During World War II, she sheltered Jewish artists in the Château Pastré, including the harpist Lily Laskine, the pianists Youra Guller and Monique Haas, the painter Rudolf Kundera, etc. She was also asked by her friend Édith Piaf to shelter her Jewish lover, Norbert Glanzberg, and she agreed to do so. Moreover, she arranged for the pianist Clara Haskil to receive medical care and then escape to Vevey, in Switzerland.

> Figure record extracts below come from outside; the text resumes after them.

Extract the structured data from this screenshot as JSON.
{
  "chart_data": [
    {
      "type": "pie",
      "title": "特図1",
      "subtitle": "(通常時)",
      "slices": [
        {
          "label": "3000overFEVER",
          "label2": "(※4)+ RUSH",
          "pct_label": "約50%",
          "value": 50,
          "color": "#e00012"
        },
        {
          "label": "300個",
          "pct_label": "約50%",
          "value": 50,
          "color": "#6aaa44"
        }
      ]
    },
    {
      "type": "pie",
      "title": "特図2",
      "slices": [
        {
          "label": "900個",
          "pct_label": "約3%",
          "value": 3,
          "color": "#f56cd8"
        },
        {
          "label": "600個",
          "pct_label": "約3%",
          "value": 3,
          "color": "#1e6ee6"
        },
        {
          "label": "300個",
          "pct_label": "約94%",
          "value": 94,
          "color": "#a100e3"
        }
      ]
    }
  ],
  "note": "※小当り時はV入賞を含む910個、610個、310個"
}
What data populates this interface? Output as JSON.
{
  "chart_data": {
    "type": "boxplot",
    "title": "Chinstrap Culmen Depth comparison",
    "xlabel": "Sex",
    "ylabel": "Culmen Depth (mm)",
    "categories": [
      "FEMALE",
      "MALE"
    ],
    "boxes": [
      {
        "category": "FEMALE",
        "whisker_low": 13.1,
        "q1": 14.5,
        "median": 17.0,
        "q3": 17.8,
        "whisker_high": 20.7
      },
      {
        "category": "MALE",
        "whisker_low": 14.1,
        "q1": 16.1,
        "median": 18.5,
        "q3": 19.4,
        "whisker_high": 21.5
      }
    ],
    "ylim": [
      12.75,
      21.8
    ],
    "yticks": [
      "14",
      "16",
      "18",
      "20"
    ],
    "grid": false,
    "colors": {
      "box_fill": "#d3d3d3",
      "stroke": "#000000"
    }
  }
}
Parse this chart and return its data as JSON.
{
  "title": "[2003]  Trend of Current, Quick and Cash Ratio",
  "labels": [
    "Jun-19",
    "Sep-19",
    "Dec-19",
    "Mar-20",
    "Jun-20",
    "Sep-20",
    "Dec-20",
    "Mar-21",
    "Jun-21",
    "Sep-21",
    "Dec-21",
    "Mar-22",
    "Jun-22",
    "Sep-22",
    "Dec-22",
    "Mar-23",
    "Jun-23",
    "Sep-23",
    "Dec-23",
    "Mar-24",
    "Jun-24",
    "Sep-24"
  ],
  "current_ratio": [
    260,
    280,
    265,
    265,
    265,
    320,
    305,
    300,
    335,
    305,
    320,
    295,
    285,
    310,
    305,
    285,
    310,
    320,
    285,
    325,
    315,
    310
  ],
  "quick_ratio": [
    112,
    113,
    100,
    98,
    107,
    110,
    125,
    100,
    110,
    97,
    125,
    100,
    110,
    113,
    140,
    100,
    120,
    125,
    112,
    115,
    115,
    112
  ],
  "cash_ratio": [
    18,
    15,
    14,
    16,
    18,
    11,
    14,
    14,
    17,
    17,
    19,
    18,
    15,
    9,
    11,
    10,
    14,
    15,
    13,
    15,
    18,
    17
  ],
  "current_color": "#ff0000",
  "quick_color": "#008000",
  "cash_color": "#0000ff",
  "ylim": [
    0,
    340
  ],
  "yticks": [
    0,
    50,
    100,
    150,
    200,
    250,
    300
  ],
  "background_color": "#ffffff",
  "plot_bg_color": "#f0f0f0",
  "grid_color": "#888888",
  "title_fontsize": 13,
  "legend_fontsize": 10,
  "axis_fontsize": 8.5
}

She also hosted the cellist Pablo Casals, the dancer Josephine Baker, Samson François, Darius Milhaud, Georges Auric, André Masson, Paul Valéry, Lanza del Vasto, André Roussin, Victor Brauner, Luc Dietrich, Marcel Brion, Gérard Bauër, Raoul Dufy, etc. On July 29, 1942, A Midsummer Night's Dream by William Shakespeare was performed on the estate. The directors were Jean Walls and Boris Kochno, the costume designer was Christian Bérard, the composer was Jacques Ibert and the conductor was Manuel Rosenthal. Ninety percent of the orchestra were Jewish. The performance was covered by Le Figaro.

In 1948, she helped establish the Aix-en-Provence Festival, an annual opera festival in Aix-en-Provence, by covering the entire costs. She hired Hans Rosbaud as well as a German orchestra, even though it was only three years after the war. She also hired the pianists Clara Haskil and Jean Doyen, the soprano Maria Stader, and the Quartetto Italiano. However, by 1949, she stopped serving on the Board of Trustees of the festival, due to disagreements with the President of the festival, Gabriel Dussurget, who wanted the festival to become more professional.

She donated a parcel of land next to her Château Pastré to Emmaüs, a Catholic organization for the homeless.

===Personal life===
In 1918, she married Count Jean Pastré, an aristocrat and polo player who went on to play polo at the 1924 Summer Olympics. She received the title "Countess" via her marriage. They had three children: Nadia, Nicole and Pierre. They resided in Paris and summered at the Château Pastré in Marseille. They divorced in 1940, and she was given the château, keeping her aristocratic title.

===Death===
She died in 1974.

==Legacy==
After her death, her son Pierre resided in the Château Pastré. He later donated it to the City of Marseille, where it became home to the Musée de la Faïence de Marseille.

Her daughter Nicole married Joachim, 7th Prince Murat and became known as Princess Murat.